India's multicultural and multilinguistic settings as well as high illiteracy levels warrant that the pictorial component of the warnings is robust enough to effectively convey health messages to people from varied backgrounds. The literates in India would be able to read the written part of the warnings "Smoking Kills" and "Tobacco Kills" and still benefit from this information. However, poor and illiterate tobacco users who will not make any sense of these pictures and at the same time cannot read the written warnings are likely to continue using tobacco despite having observed the warning labels. Similarly, nontobacco using illiterates might initiate tobacco use out of ignorance about the adverse effects of tobacco. This has the potential to lead to increasing health problems among the poor and illiterate population.

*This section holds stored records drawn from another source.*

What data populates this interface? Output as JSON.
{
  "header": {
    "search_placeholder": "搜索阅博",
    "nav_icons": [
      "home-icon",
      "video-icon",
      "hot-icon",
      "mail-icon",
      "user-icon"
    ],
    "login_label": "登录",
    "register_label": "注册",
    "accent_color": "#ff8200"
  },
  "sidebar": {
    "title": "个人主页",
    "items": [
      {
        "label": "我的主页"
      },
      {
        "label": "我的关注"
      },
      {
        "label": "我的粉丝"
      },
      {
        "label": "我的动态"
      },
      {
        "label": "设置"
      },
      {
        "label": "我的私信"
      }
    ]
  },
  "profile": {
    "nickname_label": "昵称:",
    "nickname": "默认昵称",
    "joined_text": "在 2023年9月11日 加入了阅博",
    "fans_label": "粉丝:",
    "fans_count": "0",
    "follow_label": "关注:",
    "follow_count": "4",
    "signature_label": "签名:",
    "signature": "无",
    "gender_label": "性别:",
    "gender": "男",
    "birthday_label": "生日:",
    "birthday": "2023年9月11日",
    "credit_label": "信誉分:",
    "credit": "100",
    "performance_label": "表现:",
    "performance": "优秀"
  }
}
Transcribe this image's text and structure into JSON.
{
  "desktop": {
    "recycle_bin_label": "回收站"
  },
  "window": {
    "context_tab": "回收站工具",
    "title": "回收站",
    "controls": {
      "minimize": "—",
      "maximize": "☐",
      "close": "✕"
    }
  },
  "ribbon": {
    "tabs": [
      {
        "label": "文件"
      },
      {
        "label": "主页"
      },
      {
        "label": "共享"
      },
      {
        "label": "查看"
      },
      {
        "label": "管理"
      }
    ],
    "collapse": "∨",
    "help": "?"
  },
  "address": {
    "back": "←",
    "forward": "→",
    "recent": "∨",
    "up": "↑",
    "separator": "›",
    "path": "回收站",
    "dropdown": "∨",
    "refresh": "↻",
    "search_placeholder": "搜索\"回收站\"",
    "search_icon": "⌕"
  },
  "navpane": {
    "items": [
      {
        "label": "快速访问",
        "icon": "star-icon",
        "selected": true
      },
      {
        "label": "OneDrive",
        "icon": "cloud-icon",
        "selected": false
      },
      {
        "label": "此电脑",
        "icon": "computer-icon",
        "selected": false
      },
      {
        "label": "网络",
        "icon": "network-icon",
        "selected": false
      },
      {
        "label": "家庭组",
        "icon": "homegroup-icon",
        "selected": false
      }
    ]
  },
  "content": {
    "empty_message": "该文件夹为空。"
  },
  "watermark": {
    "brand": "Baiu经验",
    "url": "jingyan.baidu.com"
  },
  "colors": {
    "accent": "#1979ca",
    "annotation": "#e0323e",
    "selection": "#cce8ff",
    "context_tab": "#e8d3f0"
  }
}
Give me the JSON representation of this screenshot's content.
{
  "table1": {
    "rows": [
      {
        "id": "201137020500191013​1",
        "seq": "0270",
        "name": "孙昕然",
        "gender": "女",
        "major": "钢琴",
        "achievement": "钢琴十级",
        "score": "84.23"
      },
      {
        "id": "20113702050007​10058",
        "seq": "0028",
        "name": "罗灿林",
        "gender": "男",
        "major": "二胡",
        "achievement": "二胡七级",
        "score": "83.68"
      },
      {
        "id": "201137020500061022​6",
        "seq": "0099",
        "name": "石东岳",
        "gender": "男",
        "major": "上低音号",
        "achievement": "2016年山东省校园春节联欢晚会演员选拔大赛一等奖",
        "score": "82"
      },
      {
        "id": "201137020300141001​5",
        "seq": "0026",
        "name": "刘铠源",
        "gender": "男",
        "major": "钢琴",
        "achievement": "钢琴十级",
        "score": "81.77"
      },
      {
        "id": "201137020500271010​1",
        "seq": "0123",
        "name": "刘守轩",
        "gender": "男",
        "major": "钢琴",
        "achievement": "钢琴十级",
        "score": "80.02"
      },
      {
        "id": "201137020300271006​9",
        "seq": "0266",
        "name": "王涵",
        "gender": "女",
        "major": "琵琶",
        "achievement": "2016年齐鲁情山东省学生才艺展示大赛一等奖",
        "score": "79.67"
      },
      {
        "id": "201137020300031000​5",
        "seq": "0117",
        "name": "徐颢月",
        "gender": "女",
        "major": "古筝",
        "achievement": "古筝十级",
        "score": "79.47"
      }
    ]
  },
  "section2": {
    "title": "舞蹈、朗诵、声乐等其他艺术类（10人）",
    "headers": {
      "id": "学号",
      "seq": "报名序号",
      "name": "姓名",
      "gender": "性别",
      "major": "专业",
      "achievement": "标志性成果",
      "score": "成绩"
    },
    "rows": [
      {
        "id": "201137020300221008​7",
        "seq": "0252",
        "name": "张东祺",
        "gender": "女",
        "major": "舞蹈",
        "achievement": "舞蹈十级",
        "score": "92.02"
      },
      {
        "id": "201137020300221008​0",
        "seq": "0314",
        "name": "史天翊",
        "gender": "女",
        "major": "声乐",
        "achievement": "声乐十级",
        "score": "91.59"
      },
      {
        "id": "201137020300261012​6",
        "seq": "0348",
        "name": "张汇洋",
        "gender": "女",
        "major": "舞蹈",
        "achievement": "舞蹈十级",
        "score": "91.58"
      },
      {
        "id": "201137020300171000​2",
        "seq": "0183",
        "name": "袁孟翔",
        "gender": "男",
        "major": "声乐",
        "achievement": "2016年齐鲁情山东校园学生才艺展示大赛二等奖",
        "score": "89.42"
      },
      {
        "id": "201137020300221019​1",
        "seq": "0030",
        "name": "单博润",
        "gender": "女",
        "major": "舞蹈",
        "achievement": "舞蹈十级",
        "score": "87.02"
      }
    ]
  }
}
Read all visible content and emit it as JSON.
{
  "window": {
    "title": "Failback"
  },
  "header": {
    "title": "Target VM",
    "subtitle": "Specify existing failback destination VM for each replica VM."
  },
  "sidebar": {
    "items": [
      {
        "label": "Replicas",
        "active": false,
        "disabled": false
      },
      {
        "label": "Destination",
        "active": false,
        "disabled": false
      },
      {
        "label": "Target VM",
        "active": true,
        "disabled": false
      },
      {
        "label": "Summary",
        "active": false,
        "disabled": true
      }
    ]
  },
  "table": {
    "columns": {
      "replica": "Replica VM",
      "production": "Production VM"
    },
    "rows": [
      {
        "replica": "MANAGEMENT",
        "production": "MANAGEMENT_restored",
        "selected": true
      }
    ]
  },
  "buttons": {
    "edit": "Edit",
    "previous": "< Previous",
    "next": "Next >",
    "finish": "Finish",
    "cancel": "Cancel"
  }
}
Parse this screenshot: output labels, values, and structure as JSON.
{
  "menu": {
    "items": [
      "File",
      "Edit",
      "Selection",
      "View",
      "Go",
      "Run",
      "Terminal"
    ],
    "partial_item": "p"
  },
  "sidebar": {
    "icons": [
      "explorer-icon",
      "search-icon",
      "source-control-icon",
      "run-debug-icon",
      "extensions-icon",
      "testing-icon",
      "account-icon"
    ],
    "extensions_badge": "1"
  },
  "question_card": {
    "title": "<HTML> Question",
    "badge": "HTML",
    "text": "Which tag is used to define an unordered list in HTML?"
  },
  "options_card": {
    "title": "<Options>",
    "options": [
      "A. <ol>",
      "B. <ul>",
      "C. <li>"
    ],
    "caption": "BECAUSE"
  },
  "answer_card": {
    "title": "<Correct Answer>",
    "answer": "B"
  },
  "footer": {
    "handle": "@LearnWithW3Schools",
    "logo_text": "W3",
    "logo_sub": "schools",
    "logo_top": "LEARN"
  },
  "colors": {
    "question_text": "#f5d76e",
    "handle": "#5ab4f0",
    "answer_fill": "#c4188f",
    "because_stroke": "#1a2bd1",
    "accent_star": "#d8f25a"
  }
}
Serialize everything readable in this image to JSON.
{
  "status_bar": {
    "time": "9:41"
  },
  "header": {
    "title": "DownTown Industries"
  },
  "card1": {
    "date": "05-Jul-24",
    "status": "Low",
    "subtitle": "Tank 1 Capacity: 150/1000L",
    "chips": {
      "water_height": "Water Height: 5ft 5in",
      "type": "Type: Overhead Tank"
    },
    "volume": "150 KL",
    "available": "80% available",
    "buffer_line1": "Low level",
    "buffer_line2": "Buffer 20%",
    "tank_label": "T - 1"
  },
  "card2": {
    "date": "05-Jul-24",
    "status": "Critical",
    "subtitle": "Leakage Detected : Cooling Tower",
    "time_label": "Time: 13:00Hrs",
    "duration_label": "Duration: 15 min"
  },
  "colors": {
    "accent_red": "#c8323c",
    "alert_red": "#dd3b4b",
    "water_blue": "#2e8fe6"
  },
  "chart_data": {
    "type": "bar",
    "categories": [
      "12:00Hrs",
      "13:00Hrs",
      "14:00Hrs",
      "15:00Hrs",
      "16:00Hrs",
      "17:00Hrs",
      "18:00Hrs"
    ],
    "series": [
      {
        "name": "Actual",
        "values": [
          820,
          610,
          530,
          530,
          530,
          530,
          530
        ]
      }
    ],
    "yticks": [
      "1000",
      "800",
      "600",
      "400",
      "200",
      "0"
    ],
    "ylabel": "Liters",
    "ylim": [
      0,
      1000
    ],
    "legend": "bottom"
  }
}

Limitations: This study was undertaken only in five states of North and North-East India where four Advocacy Forum for Tobacco Control (AFTC) partners (organizations) agreed to work on this project in response to a call for collaboration from the parent organization. Inclusion of greater number of states as well as rural population, representative of all zones in India and a random sample, would have given better results and increased generalizability.

The prevalence of tobacco use reported in our study was not representative of the national prevalence, especially for females due to use of quota sampling technique.

Findings of this study provide important lessons for India as well as other developing countries, to ensure effective and field-tested pictorial health warnings are displayed on tobacco product packages and not to let Governments succumb to tobacco industry pressures which can result in milder and ineffective health warnings. It is important for international tobacco control community and World Health Organization to consider that parties to FCTC should report effectiveness of pictorial health warnings too while reporting country's progress on Article 11 and the assessment of WHO MPOWER implementation should include an indicator for demonstrating effectiveness of pictorial health warnings for the member nations.